Health Services Research and Development, and.
Ann Am Thorac Soc. 2020 May;17(5):589-595. doi: 10.1513/AnnalsATS.201911-854OC.
Decreasing medication overuse represents an opportunity to avoid harm and costs in the era of value-based purchasing. Studies of inhaled corticosteroids (ICS) overuse in chronic obstructive pulmonary disease (COPD) have examined prevalent use. Understanding initiation of low-value ICS among complex patients with COPD may help shape deadoption efforts. Examine ICS initiation among a cohort with low exacerbation risk COPD and test for associations with markers of patient and health system complexity. Between 2012 and 2016, we identified veterans with COPD from 21 centers. Our primary outcome was first prescription of ICS. We used the care assessment needs (CAN) score to assess patient-level complexity as the primary exposure. We used a time-to-event model with time-varying exposures over 1-year follow-up. We tested for effect modification using selected measures of health system complexity. We identified 8,497 patients with COPD without an indication for ICS and did not have baseline use (inception cohort). Follow-up time was four quarters. Patient complexity by a continuous CAN score was associated with new dispensing of ICS (hazard ratio = 1.17 per 10-unit change; 95% confidence interval = 1.13-1.21). This association demonstrated a dose-response when examining quartiles of CAN score. Markers of health system complexity did not modify the association between patient complexity and first use of low-value ICS. Patient complexity may represent a symptom burden that clinicians are attempting to mitigate by initiating ICS. Lack of effect modification by health system complexity may reflect the paucity of structural support and low prioritization for COPD care.

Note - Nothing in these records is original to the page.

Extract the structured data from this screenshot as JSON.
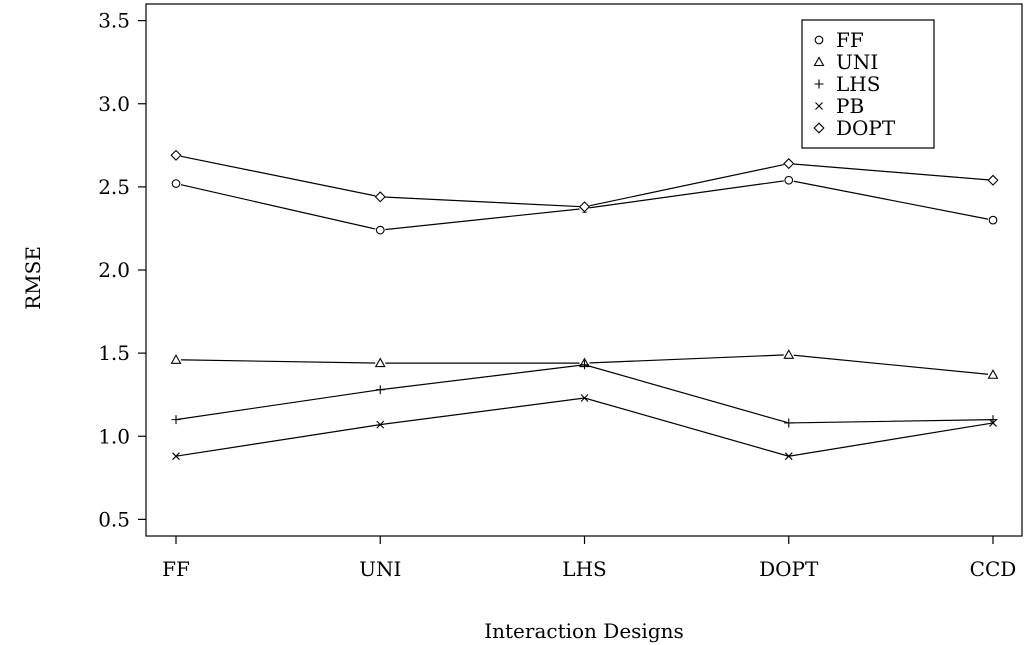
{
  "chart_data": {
    "type": "line",
    "title": "",
    "xlabel": "Interaction Designs",
    "ylabel": "RMSE",
    "categories": [
      "FF",
      "UNI",
      "LHS",
      "DOPT",
      "CCD"
    ],
    "ylim": [
      0.4,
      3.6
    ],
    "yticks": [
      "0.5",
      "1.0",
      "1.5",
      "2.0",
      "2.5",
      "3.0",
      "3.5"
    ],
    "grid": false,
    "legend_position": "top-right",
    "series": [
      {
        "name": "FF",
        "marker": "circle",
        "values": [
          2.52,
          2.24,
          2.37,
          2.54,
          2.3
        ]
      },
      {
        "name": "UNI",
        "marker": "triangle",
        "values": [
          1.46,
          1.44,
          1.44,
          1.49,
          1.37
        ]
      },
      {
        "name": "LHS",
        "marker": "plus",
        "values": [
          1.1,
          1.28,
          1.43,
          1.08,
          1.1
        ]
      },
      {
        "name": "PB",
        "marker": "cross",
        "values": [
          0.88,
          1.07,
          1.23,
          0.88,
          1.08
        ]
      },
      {
        "name": "DOPT",
        "marker": "diamond",
        "values": [
          2.69,
          2.44,
          2.38,
          2.64,
          2.54
        ]
      }
    ]
  }
}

减少药物过度使用代表了在基于价值的采购时代避免伤害和成本的机会。对慢性阻塞性肺疾病(COPD)中吸入性皮质类固醇(ICS)过度使用的研究已经检查了普遍使用情况。了解复杂 COPD 患者中低价值 ICS 的起始情况可能有助于塑造停用努力。在低加重风险 COPD 患者队列中检查 ICS 的起始情况,并测试与患者和卫生系统复杂性标志物的关联。在 2012 年至 2016 年间,我们从 21 个中心确定了患有 COPD 的退伍军人。我们的主要结局是 ICS 的首次处方。我们使用护理评估需求(CAN)评分来评估患者水平的复杂性作为主要暴露。我们使用具有 1 年随访期间时变暴露的时间事件模型。我们使用选定的卫生系统复杂性措施测试了效应修饰。我们确定了 8497 名没有 ICS 适应证且没有基线使用(起始队列)的 COPD 患者。随访时间为四个季度。连续 CAN 评分的患者复杂性与新开具 ICS 的处方相关(危险比=每 10 个单位变化 1.17;95%置信区间= 1.13-1.21)。当检查 CAN 评分四分位数时,这种关联表现出剂量反应。卫生系统复杂性标志物未修饰患者复杂性与首次使用低价值 ICS 之间的关联。患者的复杂性可能代表了临床医生试图通过开始使用 ICS 来减轻的症状负担。卫生系统复杂性缺乏修饰作用可能反映了结构支持的缺乏和 COPD 护理的优先级较低。